Poussé par son oncle et sa tante à quitter l’Afghanistan à 15 ans (pratiquement toute sa famille a été tuée par les Talibans), il rejoint d’abord l’Iran pour arriver 10 mois plus tard en Alsace, son avant-dernière étape jusqu’en Finlande. Son passeur part chercher des cigarettes et ne revient pas. C’est donc à la gare de Mulhouse que s’arrête son périple, mais c’est le début de démarches longues et incertaines : demande d’asile, recherche de logement, poursuite d’études… Son témoignage est rare, peu de réfugiés parlent de leurs passeurs, encore moins de leurs relations complexes : confiance forcée, dépendance, méfiance, reconnaissance.

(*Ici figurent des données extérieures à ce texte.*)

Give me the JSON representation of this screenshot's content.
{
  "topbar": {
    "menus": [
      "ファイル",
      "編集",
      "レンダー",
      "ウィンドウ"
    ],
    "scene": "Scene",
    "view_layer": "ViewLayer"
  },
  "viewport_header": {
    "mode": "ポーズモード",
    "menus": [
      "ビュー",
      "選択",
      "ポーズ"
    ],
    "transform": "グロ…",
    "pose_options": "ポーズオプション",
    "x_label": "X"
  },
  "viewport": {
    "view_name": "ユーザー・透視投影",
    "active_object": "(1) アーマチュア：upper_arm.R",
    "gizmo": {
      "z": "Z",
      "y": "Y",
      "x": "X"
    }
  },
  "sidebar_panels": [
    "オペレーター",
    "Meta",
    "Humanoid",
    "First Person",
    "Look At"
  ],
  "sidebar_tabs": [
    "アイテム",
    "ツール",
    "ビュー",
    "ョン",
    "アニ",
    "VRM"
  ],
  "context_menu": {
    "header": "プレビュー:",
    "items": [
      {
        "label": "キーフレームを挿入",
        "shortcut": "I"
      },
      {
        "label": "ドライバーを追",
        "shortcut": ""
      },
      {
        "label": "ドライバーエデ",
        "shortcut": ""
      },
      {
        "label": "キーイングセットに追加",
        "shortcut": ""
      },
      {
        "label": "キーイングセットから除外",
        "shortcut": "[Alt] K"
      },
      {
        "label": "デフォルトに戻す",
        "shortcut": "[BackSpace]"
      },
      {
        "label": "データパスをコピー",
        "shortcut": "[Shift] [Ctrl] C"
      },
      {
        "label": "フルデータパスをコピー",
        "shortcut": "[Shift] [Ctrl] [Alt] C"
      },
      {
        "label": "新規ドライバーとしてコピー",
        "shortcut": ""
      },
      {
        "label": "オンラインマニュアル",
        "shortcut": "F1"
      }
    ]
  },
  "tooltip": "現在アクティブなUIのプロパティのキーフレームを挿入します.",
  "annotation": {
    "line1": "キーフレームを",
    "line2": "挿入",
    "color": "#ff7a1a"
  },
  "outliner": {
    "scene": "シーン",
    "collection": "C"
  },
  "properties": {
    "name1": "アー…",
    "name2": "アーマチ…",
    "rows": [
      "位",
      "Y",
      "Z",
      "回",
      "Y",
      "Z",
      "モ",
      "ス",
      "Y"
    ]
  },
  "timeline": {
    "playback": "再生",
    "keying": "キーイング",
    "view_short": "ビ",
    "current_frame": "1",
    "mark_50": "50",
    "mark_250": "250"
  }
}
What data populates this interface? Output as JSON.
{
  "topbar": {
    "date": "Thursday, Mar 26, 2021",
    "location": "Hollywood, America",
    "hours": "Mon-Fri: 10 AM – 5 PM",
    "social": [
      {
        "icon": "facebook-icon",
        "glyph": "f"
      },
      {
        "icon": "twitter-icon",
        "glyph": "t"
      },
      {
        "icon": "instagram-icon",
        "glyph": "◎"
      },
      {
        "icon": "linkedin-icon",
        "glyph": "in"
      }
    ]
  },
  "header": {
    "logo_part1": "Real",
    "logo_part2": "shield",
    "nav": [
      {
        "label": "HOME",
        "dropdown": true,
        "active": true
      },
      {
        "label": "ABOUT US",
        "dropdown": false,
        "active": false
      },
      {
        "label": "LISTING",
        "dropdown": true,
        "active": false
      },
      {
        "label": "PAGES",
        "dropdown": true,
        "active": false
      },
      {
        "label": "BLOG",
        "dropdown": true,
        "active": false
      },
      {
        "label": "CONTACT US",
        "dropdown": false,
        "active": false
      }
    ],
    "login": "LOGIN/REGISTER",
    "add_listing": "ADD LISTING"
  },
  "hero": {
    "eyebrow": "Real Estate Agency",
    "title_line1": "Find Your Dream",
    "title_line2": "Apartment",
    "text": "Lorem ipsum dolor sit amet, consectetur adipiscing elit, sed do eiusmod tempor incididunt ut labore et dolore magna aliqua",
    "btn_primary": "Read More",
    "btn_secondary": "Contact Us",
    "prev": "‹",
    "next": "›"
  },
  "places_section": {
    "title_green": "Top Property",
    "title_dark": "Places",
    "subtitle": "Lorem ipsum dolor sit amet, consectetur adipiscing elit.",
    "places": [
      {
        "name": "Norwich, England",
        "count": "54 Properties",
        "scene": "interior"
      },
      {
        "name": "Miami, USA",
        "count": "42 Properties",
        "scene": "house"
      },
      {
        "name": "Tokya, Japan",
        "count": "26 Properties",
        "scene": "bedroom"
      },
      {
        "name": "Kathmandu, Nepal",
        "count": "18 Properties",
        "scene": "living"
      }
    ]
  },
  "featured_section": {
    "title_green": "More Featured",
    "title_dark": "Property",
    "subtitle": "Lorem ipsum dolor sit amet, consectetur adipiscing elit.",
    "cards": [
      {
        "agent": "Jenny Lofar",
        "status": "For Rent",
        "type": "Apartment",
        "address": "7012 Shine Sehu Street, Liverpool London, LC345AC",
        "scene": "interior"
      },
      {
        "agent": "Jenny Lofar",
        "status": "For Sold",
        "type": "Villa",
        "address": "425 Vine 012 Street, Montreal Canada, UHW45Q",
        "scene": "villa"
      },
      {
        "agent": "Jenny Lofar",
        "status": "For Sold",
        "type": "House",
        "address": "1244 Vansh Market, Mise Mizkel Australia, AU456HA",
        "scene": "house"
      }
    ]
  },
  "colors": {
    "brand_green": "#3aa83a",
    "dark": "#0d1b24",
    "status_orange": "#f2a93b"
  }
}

Invité de France Inter en juin 2014 pour l’émission « Partout ailleurs » (l’écouter ici, de 23’10 à 32’16) d’Éric Valmir, Abdulmalik Faizi parle de son odyssée de 10 mois pour rejoindre l’Europe de passeurs en passeurs, de la joie de pouvoir écouter ses chansons préférées dès qu’il le pouvait (on peut en entendre quelques unes pendant l’émission)


Pinar Selek et son double romanesque

Fuyant la persécution politique en Turquie, Pinar Selek, militante, sociologue des minorités kurdes et de la marginalité, poursuit son doctorat à Strasbourg.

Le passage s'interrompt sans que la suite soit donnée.